И опять же — сожаления не о занесенных рублях, не о преступлениях или неразумных решениях, а о несовершенном. Неслучившемся. Непредложенных законах. Несказанных словах. Неучрежденных учреждениях. Не организованных организациях. Не подсказанных вовремя решениях. Не оказанной сиротам помощи (потому что благотворительность — пиар, а активный пиар — политическое преступление). Корреспондент “Известий” Дмитрий Соколов-Митрич столкнулся с тем, что в регионах любая позитивная известность оказывается опасной, поскольку возникает подозрение, что человек — скажем, бизнесмен, меценат — претендует на некую “самостоятельную игру”, а это строжайше запрещено.

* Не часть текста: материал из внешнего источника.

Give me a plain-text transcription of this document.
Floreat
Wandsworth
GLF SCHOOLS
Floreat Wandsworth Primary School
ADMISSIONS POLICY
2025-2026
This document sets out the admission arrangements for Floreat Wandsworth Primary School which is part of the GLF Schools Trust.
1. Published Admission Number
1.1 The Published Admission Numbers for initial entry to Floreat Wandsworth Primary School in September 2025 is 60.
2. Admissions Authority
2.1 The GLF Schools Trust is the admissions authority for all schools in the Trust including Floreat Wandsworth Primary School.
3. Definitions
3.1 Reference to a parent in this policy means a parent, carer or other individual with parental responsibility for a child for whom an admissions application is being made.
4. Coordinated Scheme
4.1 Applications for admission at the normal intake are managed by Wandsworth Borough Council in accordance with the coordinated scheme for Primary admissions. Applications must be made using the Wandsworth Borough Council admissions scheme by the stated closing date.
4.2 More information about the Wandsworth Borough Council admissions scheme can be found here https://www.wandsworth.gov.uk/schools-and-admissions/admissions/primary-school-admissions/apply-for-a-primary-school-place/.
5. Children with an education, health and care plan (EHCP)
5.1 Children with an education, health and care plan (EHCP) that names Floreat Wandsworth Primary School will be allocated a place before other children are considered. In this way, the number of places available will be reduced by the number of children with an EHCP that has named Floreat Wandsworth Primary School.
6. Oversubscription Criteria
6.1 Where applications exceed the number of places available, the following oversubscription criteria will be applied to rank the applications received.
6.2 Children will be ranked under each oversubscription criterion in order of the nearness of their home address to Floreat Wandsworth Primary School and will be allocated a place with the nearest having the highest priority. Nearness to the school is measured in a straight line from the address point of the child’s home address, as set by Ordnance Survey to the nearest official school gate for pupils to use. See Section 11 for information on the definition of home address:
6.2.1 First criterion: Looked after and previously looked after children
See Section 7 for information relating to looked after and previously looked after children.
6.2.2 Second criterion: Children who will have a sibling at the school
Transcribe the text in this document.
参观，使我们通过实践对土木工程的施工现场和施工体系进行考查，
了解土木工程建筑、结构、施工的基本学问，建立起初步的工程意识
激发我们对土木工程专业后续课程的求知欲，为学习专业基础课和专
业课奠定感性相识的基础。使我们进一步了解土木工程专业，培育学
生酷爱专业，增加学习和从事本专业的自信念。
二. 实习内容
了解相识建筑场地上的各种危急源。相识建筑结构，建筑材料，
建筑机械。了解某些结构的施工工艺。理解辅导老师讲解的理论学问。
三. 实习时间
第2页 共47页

Уже зафиксированы случаи, когда местные власти просто запрещали бизнесмену заниматься благотворительностью. Соколов-Митрич обобщает этот свой удивительной опыт в статье “Ария высунувшейся головы”, в которой пишет: “Доброе дело — фактор политический. Ты сегодня сделаешь доброе дело, завтра сделаешь доброе дело, а послезавтра станешь популярнее, чем те, популярнее которых становиться очень нежелательно. Что мешает этим “тем” самим делать добрые дела? Да ничто не мешает, но зачем их делать, если единственный, кто мешает не делать, — это ты. Это представление об управлении страной как об искусстве заболачивать местность крепнет у нас день ото дня. “Как бы чего не вышло!” — сначала по этому принципу жило и действовало слишком много отдельных чиновников, потом — слишком много целых регионов, затем на верность этому “как бы чего” присягнул бизнес, для которого вроде как жизнь по этой формуле вообще смертельно опасна. Теперь от всесилия этой мотивации можно спастись лишь в Москве, Питере и еще нескольких крупных городах. Я уже знаю людей, которые от этой напасти уехали жить за границу — просто потому, что они хотят работать не ради своего брюха, а ради своей высунувшейся головы”.
Разумеется, это все ненадолго. Но ненадолго — по историческим меркам. А с точки зрения продолжительности человеческой жизни — очень даже надолго. Уже долго. Самое главное, что, если наступят перемены, — это могут быть только перемены к худшему. Ибо существующий сегодня политический режим может быть изменен только в результате потрясений, а в потрясениях, будь они финансовыми, военными или природными, нет ничего хорошего. Но, как бы режим ни был изменен, — в эпохе, которая последует за ним, будет большее количество событий, а умения на них реагировать уже не будет. В меньшем масштабе повторится катастрофа 1990-х годов: на общество, привыкшее к тепличному режиму мягкой тирании и лишенное механизмов ответа на вызовы внешней среды, обрушится повышенная доза событийности. Поэтому те крутые перемены, которые нам предстоят, не могут быть восприняты иначе как перемены к худшему. Но, пожалуй, эти перемены не могут не произойти, поскольку жизнь течет, а она размывала стены и не таких еще холодильников.
Будущее принадлежит свободе, поскольку будущее есть только у тех, кто способен на ускоренное развитие. Развитие достигается за счет изменчивости, а “свободу” — в политическом, социально-философском и прочих смыслах — для сегодняшнего дня можно определить как политику расширения диапазона изменчивости.